Verfassungsschutz: keine Entwarnung
Obwohl linksextremistische Straf- und Gewalttaten zuletzt zurückgegangen sind, sieht der Verfassungsschutz keinen Anlass zur Entwarnung: Nach dem starken Anstieg in den Vorjahren sei das als "Konsolidierung auf hohem Niveau" zu werten. Behördenchef Thomas Haldenwang ordnet den Fall Lina E. in eine langjährige Entwicklung ein: "Wenn sich die Radikalisierungsspirale weiterdreht und die Taten immer brutaler und hemmungsloser werden, dann rückt der Moment näher, in dem man auch von Linksterrorismus sprechen muss", heißt es in einer Erklärung auf der Homepage des Bundesamtes für Verfassungsschutz (BfV).
Schon länger auf dem Schirm von Sicherheitsbehörden ist der zunehmende Protest gegen die Klimapolitik. Linksextremisten versuchten ihre Aktionsformen einschließlich der Begehung von Straf- und Gewalttaten als legitimes Mittel im politischen Meinungskampf zu rechtfertigen, heißt es dazu im Bericht des Verfassungsschutzes.

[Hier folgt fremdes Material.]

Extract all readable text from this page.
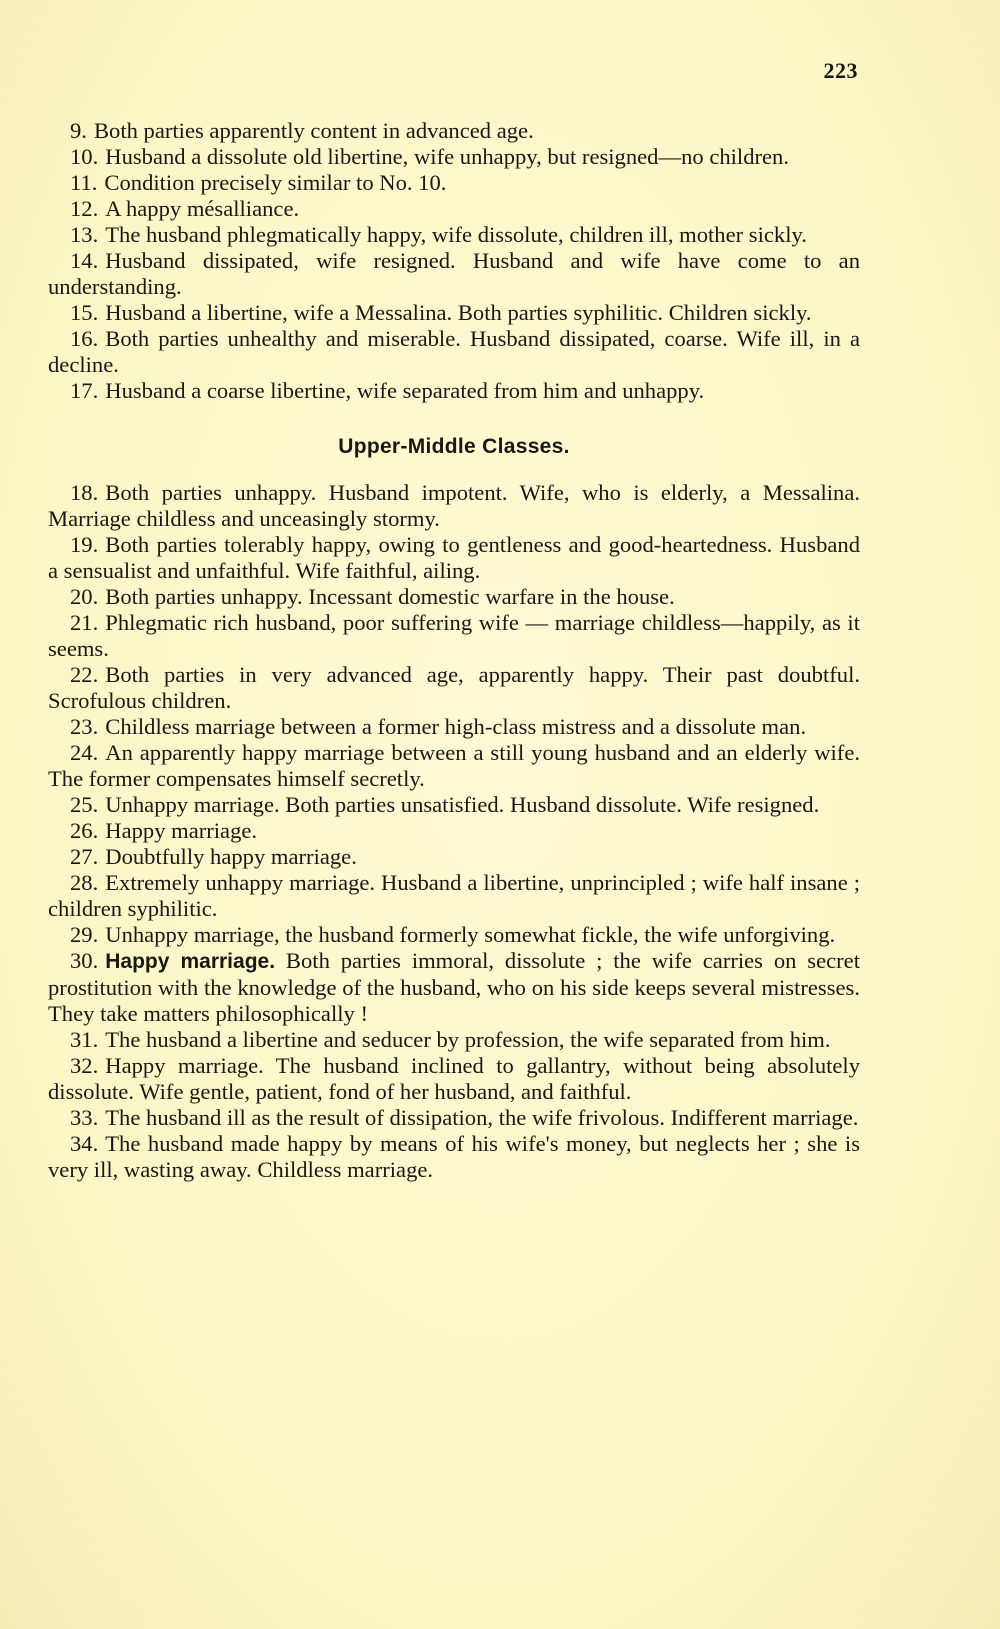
223

9. Both parties apparently content in advanced age.

10. Husband a dissolute old libertine, wife unhappy, but resigned—no children.

11. Condition precisely similar to No. 10.

12. A happy mésalliance.

13. The husband phlegmatically happy, wife dissolute, children ill, mother sickly.

14. Husband dissipated, wife resigned. Husband and wife have come to an understanding.

15. Husband a libertine, wife a Messalina. Both parties syphilitic. Children sickly.

16. Both parties unhealthy and miserable. Husband dissipated, coarse. Wife ill, in a decline.

17. Husband a coarse libertine, wife separated from him and unhappy.

Upper-Middle Classes.

18. Both parties unhappy. Husband impotent. Wife, who is elderly, a Messalina. Marriage childless and unceasingly stormy.

19. Both parties tolerably happy, owing to gentleness and good-heartedness. Husband a sensualist and unfaithful. Wife faithful, ailing.

20. Both parties unhappy. Incessant domestic warfare in the house.

21. Phlegmatic rich husband, poor suffering wife — marriage childless—happily, as it seems.

22. Both parties in very advanced age, apparently happy. Their past doubtful. Scrofulous children.

23. Childless marriage between a former high-class mistress and a dissolute man.

24. An apparently happy marriage between a still young husband and an elderly wife. The former compensates himself secretly.

25. Unhappy marriage. Both parties unsatisfied. Husband dissolute. Wife resigned.

26. Happy marriage.

27. Doubtfully happy marriage.

28. Extremely unhappy marriage. Husband a libertine, unprincipled ; wife half insane ; children syphilitic.

29. Unhappy marriage, the husband formerly somewhat fickle, the wife unforgiving.

30. Happy marriage. Both parties immoral, dissolute ; the wife carries on secret prostitution with the knowledge of the husband, who on his side keeps several mistresses. They take matters philosophically !

31. The husband a libertine and seducer by profession, the wife separated from him.

32. Happy marriage. The husband inclined to gallantry, without being absolutely dissolute. Wife gentle, patient, fond of her husband, and faithful.

33. The husband ill as the result of dissipation, the wife frivolous. Indifferent marriage.

34. The husband made happy by means of his wife's money, but neglects her ; she is very ill, wasting away. Childless marriage.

Quo vadis "Letzte Generation"?
Ziviler Ungehorsam werde umgedeutet. Vorsätzlich ausgeübter und mitunter gewaltsamer Widerstand werde in eine Reihe gestellt mit Menschen- und Bürgerrechtsbewegungen, die gewaltlos gegen Unrechtssysteme protestierten. Als diese Analyse erstellt wurde, gab es in Deutschland allerdings noch keine systematischen Straßen-Blockaden der sich selbst "Letzte Generation" nennenden Klimaschutz-Gruppe.
Inzwischen landen deren Mitglieder, die sich mit ihren Händen auf Autobahnen festkleben und damit den Verkehr zum Erliegen bringen, immer häufiger hinter Gittern. Im Mai fanden landesweit Razzien statt wegen des Verdachts der Unterstützung einer kriminellen Vereinigung. Das Vorgehen der Sicherheitsbehörden löste eine hitzige Debatte über die Verhältnismäßigkeit aus.
Keine Gewalt gegen die Polizei
Schon bevor es so weit gekommen war, hatte der Politikwissenschaftler und Extremismus-Forscher Armin Pfahl-Traughber in einem Podcast der "Bundesfachstelle Linke Militanz" die Aktivisten der Letzten Generation gegen den Vorwurf des Linksextremismus in Schutz genommen: "Sie lassen sich von der Polizei festnehmen. Sie wehren sich nicht dagegen. Sie wenden keine Gewalt gegen Polizeibeamte an."
All das seien Unterscheidungsmerkmale gegenüber dem Agieren von Linksextremisten. Legitimieren möchte Pfahl-Traughber die Aktionen aber nicht. Er halte sie wegen des weit verbreiteten Unmuts in der Bevölkerung auch für "strategisch verfehlt". Und er sorgt sich um die weitere Entwicklung: "Wenn es zu großen Frustrationserlebnissen in der Klima-Bewegung kommt, dann könnte sich eine kleine Gruppe immer mehr radikalisieren."